If I have the following problem:
Vertices: (1,5),(1,-3) and c=3
With the given vertices I know that h=1
I first try to solve for k to finish solving for my center. To this I can use the following format:
(h,k+-a) or (h,k+-b)
If I do not know whether the given vertices are from a major/minor axis, so how do I know whether I should substitute for a or b when solving for k?
In any ellipse, by definition, the minor and major axis have the center of the ellipse as their midpoint. Recalling that the midpoint between $2$ points $(x_1,y_1)$ and $(x_2,y_2)$ is given by $$ \left(\frac{x_1 +x_2}{2},\frac{y_1 +y_2}{2}\right) $$ we see that the center of the ellipse has to be at $$ C = \left(\frac{1+1}{2}, \frac{5 -3}{2}\right) = (1,1) $$ So, the equation of our ellipse has the form $$ \frac{(x-1)^2}{a^2} + \frac{(y-1)^2}{b^2} = 1 \tag{1} $$ We'll also note that the distance between the 2 vertices given is $$ d\left[(1,-3),(1,5)\right] = \sqrt{(1-1)^2 + (5-(-3))^2} = 8 $$ Now, to find out if these vertices correspond to the major or minor axis, we recall that, since the vertices need to be on the ellipse, they need to satisfy equation $(1)$ is we plug them in. Choosing one of the vertices, let's say $(1,5)$, by substituting in $(1)$ we get \begin{align} &\frac{(1-1)^2}{a^2} + \frac{(5-1)^2}{b^2} = 1\\ \implies&\frac{4^2}{b^2} = 1 \\ \implies &b = 4 \tag{2} \end{align} And recalling the relation $$ c^2 = a^2 - b^2 $$ we can find the value of $a$ to be \begin{align} a &= \sqrt{c^2 + b^2}\\ &\overset{\color{blue}{(2)}}{=}\sqrt{c^2 + 16}\\ &= \sqrt{9 + 16}\\ & = 5 \end{align} From here we get that the major axis has to have length $2a = 2(5) = 10$ and the minor axis has lenght $2b = 2(4) = 8$. So since the distance between our vertices is $8$, it has to be the case that they correpond to vertices on the minor axis.

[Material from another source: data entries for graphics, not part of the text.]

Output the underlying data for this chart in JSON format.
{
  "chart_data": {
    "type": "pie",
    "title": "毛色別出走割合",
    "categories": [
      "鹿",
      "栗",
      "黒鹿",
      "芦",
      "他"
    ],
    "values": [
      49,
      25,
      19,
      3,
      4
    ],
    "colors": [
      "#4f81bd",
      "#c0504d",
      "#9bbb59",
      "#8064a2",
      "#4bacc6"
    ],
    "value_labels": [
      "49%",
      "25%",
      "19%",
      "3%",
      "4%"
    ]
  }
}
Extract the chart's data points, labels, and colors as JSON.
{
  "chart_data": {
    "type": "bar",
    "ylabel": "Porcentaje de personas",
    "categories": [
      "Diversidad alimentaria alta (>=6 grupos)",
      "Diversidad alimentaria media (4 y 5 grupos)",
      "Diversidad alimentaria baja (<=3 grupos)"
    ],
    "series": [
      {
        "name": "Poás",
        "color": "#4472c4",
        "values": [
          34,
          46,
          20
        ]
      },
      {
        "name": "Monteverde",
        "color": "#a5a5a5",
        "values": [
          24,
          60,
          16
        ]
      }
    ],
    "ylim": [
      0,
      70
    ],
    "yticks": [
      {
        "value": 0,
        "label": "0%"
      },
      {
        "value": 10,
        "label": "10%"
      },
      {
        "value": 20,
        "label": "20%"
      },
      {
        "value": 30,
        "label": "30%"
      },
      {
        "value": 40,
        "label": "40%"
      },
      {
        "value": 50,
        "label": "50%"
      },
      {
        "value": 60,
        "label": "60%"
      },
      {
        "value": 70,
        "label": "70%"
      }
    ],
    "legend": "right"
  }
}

Another way of looking at it is as follows. If we just guess that the vertices correspond to the major axis, recalling that the distance between them is $8$ we see that from this assumption we get $a = \frac{8}{2} = 4$. But using the relation $c^2 = a^2 -b^2$ we get that $b$ has length $$ b = \sqrt{a^2 -c^2} = \sqrt{4^2 - 3^2} = \sqrt{7} $$ And since we now know both $a$ and $b$, we see by equation $(1)$ that the equation of this assumed ellipse is given by $$ \frac{(x-1)^2}{4^2} + \frac{(y-1)^2}{\sqrt{7}^2} = 1 $$ However, if we plug in one of the vertices (let's say $(1,5)$) into the equation above we get that \begin{align} &\frac{(1-1)^2}{4^2} + \frac{(5-1)^2}{\sqrt{7}^2} = 1 \\ \implies & \frac{4^2}{7} = 1 \\ \implies & 16 = 7 \end{align} since this is clearly a contradiction, the conclusion is that the point $(1,5)$ is not on the ellipse! But this is a problem, since by it being a vertex it needs to be on the ellipse. Hence the solution where the points correspond to the major axis is impossible.
In conclusion, the condition that $c=3$ forces the vertices to be of the minor axis, and if we were to assume that they correspond to a major axis, we would get an impossible solution. We can visually verify this by plotting the 2 equations we get from assuming each case
where the green ellipse is given by the equation $$ \frac{\left(x-1\right)^{2}}{5^{2}}+\frac{\left(y-1\right)^{2}}{4^{2}}=1 $$ and the red one is given by $$ \frac{\left(x-1\right)^{2}}{4^{2}}+\frac{\left(y-1\right)^{2}}{\sqrt{7}^2}=1 $$ both of them satisfy that $c=3$, that their center is at $(1,1)$ and that one of their axis has length $8$, but only one of the 2 solutions passes through the vertices we're given.